– Где, на фонарных столбах? Ты ведь известный бандит, да?
– Я бы так не сказал. По молодости у меня были небольшие нелады с законом, ну знаешь, как это часто случается с парнями.
– Не знаю. Расскажи.
– Да ничего особенного, легкое недоразумение с дочкой муниципального советника и позаимствованным на время авто. Но последствия… Последствия оставили глубокий след в моей жизни. После тридцати дней отсидки со стукачами и гомиками я получил кое-какие поблажки за образцовое поведение. Меня перевели в другую камеру для таких же, как я, на втором этаже, рядом с кухней. Все заключенные, заслужившие поблажки, имеют доступ на кухню. Не пробыл я «хорошистом» и недели, как с кухни пропали три ножа и тесак с семнадцатидюймовым лезвием. Естественно, в краже заподозрили кого-то из «хорошистов». Караульные перевернули вверх дном все наши камеры и холл, где стоял телевизор, но ничего не нашли. Тогда нас выстроили в коридоре под охраной целой роты конвоиров с водометами и слезоточивым газом. По одному нас заводили в маленькую комнатку, где были еще несколько охранников и капитан с фонарем, и заставляли раздеваться. Мне приказали повернуться спиной, нагнуться и раздвинуть ягодицы, чтобы они могли заглянуть мне в прямую кишку и убедиться, что я не прячу там три столовых ножа и тесак с лезвием в семнадцать дюймов. Само собой, ножей в наших задницах они не нашли, зато обнаружили четыре куска мыла, фотографию с разворота «Плейбоя», три кубика льда, пять перьев, Атлантиду, греческого делегата съезда Партии Мальчиков, пирог с напильником внутри, Рождество со снегопадом, Рождество без снегопада, Пабло Пикассо и его брата Элмера, бутерброд с чепухой и горчицей, двух японских пехотинцев, не знавших об окончании Второй мировой войны, князя Бастера Кливлендского, лодку со стеклянным днищем, завещание Говарда Хьюза,[58] вставную челюсть, Амелию Эрхарт,[59] первые четыре такта «Недостижимой мечты» в исполнении хора блэк-маунтинского колледжа, завещание Говарда Хьюза (второй вариант), вдову Неизвестного Солдата, шесть диких голубей, мораль среднего класса, Великий Американский роман и два банана.
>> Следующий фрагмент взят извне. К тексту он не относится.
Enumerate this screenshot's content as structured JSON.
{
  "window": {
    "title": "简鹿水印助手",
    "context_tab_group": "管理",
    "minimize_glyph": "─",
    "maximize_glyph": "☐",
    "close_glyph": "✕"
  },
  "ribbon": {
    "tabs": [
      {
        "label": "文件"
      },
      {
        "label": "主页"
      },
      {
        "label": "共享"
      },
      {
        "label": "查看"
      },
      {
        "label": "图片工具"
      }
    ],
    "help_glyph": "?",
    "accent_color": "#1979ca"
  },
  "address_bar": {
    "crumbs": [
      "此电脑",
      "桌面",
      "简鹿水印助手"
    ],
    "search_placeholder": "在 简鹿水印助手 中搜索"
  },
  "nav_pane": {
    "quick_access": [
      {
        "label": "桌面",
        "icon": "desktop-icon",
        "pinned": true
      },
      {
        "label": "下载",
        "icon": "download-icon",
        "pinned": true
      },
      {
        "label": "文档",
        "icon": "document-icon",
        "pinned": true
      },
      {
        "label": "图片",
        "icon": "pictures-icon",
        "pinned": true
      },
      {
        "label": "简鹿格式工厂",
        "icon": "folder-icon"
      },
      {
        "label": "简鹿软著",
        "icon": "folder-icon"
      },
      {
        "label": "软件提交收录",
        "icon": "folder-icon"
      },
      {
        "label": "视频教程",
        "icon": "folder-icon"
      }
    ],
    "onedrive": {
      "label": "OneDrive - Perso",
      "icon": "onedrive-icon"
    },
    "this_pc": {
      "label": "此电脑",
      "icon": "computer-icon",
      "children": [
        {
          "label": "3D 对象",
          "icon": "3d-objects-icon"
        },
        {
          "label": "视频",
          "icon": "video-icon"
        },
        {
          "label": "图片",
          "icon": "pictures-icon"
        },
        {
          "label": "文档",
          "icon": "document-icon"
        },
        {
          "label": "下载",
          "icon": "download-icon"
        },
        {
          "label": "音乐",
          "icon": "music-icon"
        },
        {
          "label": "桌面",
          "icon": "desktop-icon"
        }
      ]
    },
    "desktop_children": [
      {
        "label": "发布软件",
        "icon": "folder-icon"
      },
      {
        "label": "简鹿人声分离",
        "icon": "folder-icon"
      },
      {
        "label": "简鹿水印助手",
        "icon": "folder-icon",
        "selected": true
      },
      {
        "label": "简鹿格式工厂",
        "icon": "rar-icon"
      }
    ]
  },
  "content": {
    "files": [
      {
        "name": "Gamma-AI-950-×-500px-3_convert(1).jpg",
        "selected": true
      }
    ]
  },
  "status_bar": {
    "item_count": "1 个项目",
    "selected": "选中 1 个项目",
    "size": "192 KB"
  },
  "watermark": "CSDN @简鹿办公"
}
– Черт подери! – воскликнула принцесса, не зная, то ли ей рассмеяться, то ли прыгнуть за борт. – Да кто ты вообще такой и что за игру ведешь?
– Меня зовут Дятлом, и я – бунтарь. Меня ищет полиция пятидесяти штатов и Мексики. Приятно, когда тебя хотят найти. Было бы здорово, если бы ты тоже меня захотела. Честно говоря, я убрал маскировку в надежде, что ты посмотришь на меня по-новому, и сердце твое растает. Ну вот, я раскрыл все карты – это выражение наверняка знакомо твоему дражайшему папеньке.
– Бог ты мой! Дятел! Бернард Рэнгл. И как я сразу не догадалась!
Самоуверенная улыбка наконец исчезла с лица Бернарда. Если бы улыбки улетали, то дерзкая ухмылка Дятла отправилась бы по адресу «Луна, до востребования». Бернард посмотрел на Ли-Шери с той наклеенной на лицо серьезностью, какую изображают комедийные актеры, получившие возможность сыграть Гамлета. И все же в его взгляде сквозили неподдельная нежность и тоска.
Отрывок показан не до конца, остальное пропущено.